Al mismo tiempo queda demostrada la confabulación entre medios de prensa, autoridades judiciales y líderes y partidos de la derecha brasileña, tal cual ocurre en Argentina y Ecuador con Cristina Fernández y Rafael Correa, respectivamente. Para el caso ecuatoriano, la prueba mayor es la condena contra Jorge Glas, a partir de una acción del fiscal de entonces Carlos Baca Mancheno. En Brasil con la justicia entonces liderada por el tristemente famoso juez Sérgio Moro, ahora ministro de Justicia de Bolsonaro.

El material desclasificado, con escuchas, prueban la conducta ilegal de las autoridades judiciales en la Operación Lava Jato, conspiración sofisticada para facilitar el golpe de Estado de Michel Temer y sus aliados contra Dilma Rousseff en 2016, y concretar el encarcelamiento de Lula en 2018, y con eso gestar las condiciones electorales para el neofascista Bolsonaro, ya en el cargo presidencial desde el 1 de enero de 2019.

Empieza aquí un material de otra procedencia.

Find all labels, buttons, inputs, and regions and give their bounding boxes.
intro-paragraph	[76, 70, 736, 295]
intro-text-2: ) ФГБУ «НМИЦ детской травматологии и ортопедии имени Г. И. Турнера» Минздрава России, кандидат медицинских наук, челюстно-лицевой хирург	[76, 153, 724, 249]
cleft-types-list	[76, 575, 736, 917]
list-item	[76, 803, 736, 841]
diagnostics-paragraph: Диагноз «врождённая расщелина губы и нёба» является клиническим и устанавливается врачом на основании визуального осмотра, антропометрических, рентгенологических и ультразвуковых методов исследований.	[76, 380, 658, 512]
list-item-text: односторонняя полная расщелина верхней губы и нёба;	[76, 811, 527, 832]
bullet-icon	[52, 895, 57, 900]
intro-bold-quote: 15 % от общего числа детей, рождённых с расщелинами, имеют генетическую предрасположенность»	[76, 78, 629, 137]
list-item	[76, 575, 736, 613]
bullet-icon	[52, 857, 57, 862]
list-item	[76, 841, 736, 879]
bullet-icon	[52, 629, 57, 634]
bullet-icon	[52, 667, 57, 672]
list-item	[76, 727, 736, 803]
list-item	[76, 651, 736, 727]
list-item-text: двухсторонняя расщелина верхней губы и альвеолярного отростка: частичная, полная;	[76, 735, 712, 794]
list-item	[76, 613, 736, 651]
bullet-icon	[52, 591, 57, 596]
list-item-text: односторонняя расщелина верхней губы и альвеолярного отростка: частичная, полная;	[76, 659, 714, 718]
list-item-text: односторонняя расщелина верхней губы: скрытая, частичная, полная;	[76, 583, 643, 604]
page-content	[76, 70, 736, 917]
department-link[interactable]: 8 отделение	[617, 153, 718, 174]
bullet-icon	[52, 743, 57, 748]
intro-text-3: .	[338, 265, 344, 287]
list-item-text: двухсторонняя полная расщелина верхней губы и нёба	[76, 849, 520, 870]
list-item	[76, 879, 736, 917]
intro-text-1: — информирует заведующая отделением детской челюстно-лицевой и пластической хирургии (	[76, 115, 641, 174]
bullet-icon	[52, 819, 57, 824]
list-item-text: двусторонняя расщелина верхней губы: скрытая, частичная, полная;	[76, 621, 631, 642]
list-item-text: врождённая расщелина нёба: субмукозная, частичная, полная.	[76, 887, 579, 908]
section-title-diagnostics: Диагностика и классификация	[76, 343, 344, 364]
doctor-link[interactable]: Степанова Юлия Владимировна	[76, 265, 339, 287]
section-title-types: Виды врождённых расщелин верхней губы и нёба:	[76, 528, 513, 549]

Siendo así hay dos ejes que no dejan de sorprender incluso a quienes han defendido los procesos contra los líderes latinoamericanos: la justicia institucional no actúa en función de hechos delictivos reales sino de presupuestos políticos con objetivos claros; y, la impunidad con la que hacen las cosas, desde esa inventada guerra jurídica, estaría legitimada por una estructura política y delincuencial sin precedentes en América del Sur.

No olvidemos que Dallagnol es el funcionario judicial brasileño al que Lula acusó de haber armado un power point sin pruebas. Con ello se confirma que los fiscales hablaban abiertamente de que su objetivo era impedir un triunfo del PT en las elecciones de octubre de 2018. Y en Ecuador, por ejemplo, trazando una comparación ineludible, ahora todo lo que hace la fiscal Diana Salazar, con sus aparentes socios o pesquisas, como se diría propiamente en Brasil (los falsos periodistas investigadores que publican filtraciones sin rigor profesional), es impedir el retorno del expresidente Correa, pero también aniquilar desde ya cualquier posibilidad electoral del movimiento Revolución Ciudadana.

¿Deltan Dallagnol y Sérgio Moro son los Diana Salazar y Pablo Celi de Ecuador? Bajo el “esquema jurídico” y una inocultable maquinación mediática aquí, parecen idénticos en todos los sentidos. Cuando a dichos funcionarios se les menciona la expresión lawfare no solo que se encogen de hombros sino que hacen mofa de ella. Incluso, al hablar de judicialización de la política acuden al sambenito de que no se casan con nadie y que tienen obligaciones legales que cumplir. Claro, pero si se trata de los INAPapers y el entorno de Lenín Moreno, volverse ciegos y mudos se vuelve habitual.

Hasta los izquierdistas en apariencia impolutos y virtuosos de América Latina se comieron –y comen- el cuento de la corrupción y se convirtieron en eco de todas las mentiras y la moral del poder neoliberal. Porque bajo el supuesto de que se lucha contra la corrupción estatal, no tocan la privada, no tienen límites ni hacen distinción alguna de las ofensivas jurídicas que hoy contaminan la democracia de la región, y colaboran sin pudor con un fin: recibir prebendas para fingir que hoy hay pluralismo y libertad de expresión.

Queda entonces la pregunta: ¿con todas estas revelaciones y sus conexiones indudablemente políticas quedarán en libertad Lula y otros líderes progresistas? Seguramente todavía no. Para las elites que dominan el imaginario social es mucho más fuerte el poder simbólico y jurídico de los estados neofascistas que la verdad. Parecería que la mentira se impone hasta para postrar en el cadalso a quienes desde la izquierda intentan y seguirán intentando transformar nuestras sociedades.

Tales develamientos también han de servir para reiniciar y valorar la lucha social en cada país donde las guerras jurídico-mediáticas tratan de restringir las iniciativas políticas de quienes hoy son sus víctimas; pero que no lo serán siempre.